Permití que se llevara la laptop, por primera vez en su vida, y le pusimos dinero a su teléfono para que comprara datos. El muy sala'o los gastó más en juegos y YouTube que en videollamadas con nosotros. Ahora que estamos de alta clínica, el niño sigue allá, y parece que logramos que no se contagiara. Es eso, o pasó la COVID-19 asintomático. Nos queda la tranquilidad de que mis suegros no se enfermaron tampoco, cumplieron el ciclo completo de Abdala y ahora les están poniendo la Biomodulina T.

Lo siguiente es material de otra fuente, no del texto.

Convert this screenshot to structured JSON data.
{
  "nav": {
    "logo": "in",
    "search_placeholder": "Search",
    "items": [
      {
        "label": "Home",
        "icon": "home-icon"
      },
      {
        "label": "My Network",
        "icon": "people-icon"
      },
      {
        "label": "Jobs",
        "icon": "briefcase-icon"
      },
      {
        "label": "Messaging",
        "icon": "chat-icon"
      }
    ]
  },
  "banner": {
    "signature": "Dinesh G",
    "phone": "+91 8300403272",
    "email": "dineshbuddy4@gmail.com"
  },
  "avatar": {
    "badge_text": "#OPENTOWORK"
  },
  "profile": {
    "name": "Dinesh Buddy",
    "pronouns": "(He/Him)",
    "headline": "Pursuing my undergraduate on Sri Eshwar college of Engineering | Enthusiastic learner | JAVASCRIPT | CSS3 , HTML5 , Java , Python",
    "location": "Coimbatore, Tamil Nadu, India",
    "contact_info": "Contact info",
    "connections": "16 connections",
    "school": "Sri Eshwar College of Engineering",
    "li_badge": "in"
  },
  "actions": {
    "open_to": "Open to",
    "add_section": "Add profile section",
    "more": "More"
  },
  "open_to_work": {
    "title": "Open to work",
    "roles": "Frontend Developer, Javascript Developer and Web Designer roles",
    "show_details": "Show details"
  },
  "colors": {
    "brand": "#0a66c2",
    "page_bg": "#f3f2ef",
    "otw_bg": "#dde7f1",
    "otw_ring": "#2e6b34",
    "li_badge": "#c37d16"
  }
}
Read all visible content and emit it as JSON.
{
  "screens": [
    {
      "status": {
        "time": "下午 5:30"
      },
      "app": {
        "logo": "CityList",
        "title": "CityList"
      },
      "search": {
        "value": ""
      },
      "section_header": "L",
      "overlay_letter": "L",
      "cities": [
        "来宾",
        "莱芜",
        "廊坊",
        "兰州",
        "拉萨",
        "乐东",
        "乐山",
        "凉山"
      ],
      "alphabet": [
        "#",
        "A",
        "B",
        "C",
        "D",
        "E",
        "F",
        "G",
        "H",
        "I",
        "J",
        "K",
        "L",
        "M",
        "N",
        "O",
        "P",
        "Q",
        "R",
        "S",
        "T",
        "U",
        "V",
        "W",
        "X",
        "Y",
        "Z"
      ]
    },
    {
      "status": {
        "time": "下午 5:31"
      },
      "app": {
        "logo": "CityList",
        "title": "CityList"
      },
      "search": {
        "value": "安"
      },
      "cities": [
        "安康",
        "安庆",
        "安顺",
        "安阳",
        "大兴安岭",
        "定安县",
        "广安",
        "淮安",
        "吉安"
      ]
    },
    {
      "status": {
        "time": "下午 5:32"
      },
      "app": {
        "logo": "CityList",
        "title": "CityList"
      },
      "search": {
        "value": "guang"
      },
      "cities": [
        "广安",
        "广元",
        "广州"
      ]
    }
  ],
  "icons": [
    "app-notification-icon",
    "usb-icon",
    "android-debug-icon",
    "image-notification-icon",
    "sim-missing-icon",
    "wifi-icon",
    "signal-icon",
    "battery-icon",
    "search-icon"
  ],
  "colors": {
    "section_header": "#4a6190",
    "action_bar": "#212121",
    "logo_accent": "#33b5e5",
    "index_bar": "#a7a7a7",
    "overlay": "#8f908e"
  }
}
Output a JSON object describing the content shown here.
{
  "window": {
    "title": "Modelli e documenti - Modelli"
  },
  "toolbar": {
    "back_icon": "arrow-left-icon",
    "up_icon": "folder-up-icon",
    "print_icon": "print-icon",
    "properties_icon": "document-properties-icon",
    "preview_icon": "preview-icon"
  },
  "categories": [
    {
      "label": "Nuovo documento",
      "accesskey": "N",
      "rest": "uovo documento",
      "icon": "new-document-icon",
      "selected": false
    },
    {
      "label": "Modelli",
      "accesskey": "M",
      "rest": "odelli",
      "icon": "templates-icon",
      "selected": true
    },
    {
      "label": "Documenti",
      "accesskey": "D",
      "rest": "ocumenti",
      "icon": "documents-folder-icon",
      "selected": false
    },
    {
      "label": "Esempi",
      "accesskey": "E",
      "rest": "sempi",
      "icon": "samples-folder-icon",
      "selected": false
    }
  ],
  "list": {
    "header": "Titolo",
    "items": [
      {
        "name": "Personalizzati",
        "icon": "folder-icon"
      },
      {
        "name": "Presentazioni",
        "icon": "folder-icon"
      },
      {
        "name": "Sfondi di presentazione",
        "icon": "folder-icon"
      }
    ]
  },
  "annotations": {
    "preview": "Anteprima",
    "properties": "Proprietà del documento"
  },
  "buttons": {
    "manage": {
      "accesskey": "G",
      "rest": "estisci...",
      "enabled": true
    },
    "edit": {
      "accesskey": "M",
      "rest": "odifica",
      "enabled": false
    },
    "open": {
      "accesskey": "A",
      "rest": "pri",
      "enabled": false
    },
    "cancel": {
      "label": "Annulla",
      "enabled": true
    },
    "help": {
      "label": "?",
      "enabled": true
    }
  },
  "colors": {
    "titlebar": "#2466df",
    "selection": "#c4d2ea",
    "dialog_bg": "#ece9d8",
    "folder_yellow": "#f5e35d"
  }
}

Sigo de enfermera-enferma, pero como Eric se siente mejor, compartimos más las tareas y las atenciones. La primera semana, no obstante, fue brutal. Y luego, durante el ingreso, pues igual, solo que no tenía que cocinar ni fregar, pero sí estar pendiente de las pastillas, del masajito en la espalda, de acompañarlo al baño y calmarle su ansiedad rayana en el pánico cuando tosía… Súmale a eso que en el cubículo había un par de ancianas que casi no se podían valer por sí mismas y no tuve corazón de dejarlas a su suerte; además de un baño que estuvo tres días inundado y no había personal de limpieza suficiente. No te voy a contar aquí lo que tuve que hacer, no vale la pena. Este diario no es para eso.
Lo que sí saqué en claro de este episodio (y que me digan lo que quieran, no cambiaré mi opinión, aunque haya excepciones que confirmen la regla) es que, si la Humanidad hubiera dependido de los hombres para la supervivencia, nos habríamos extinguido después del primer catarro y del primer parto. Créeme.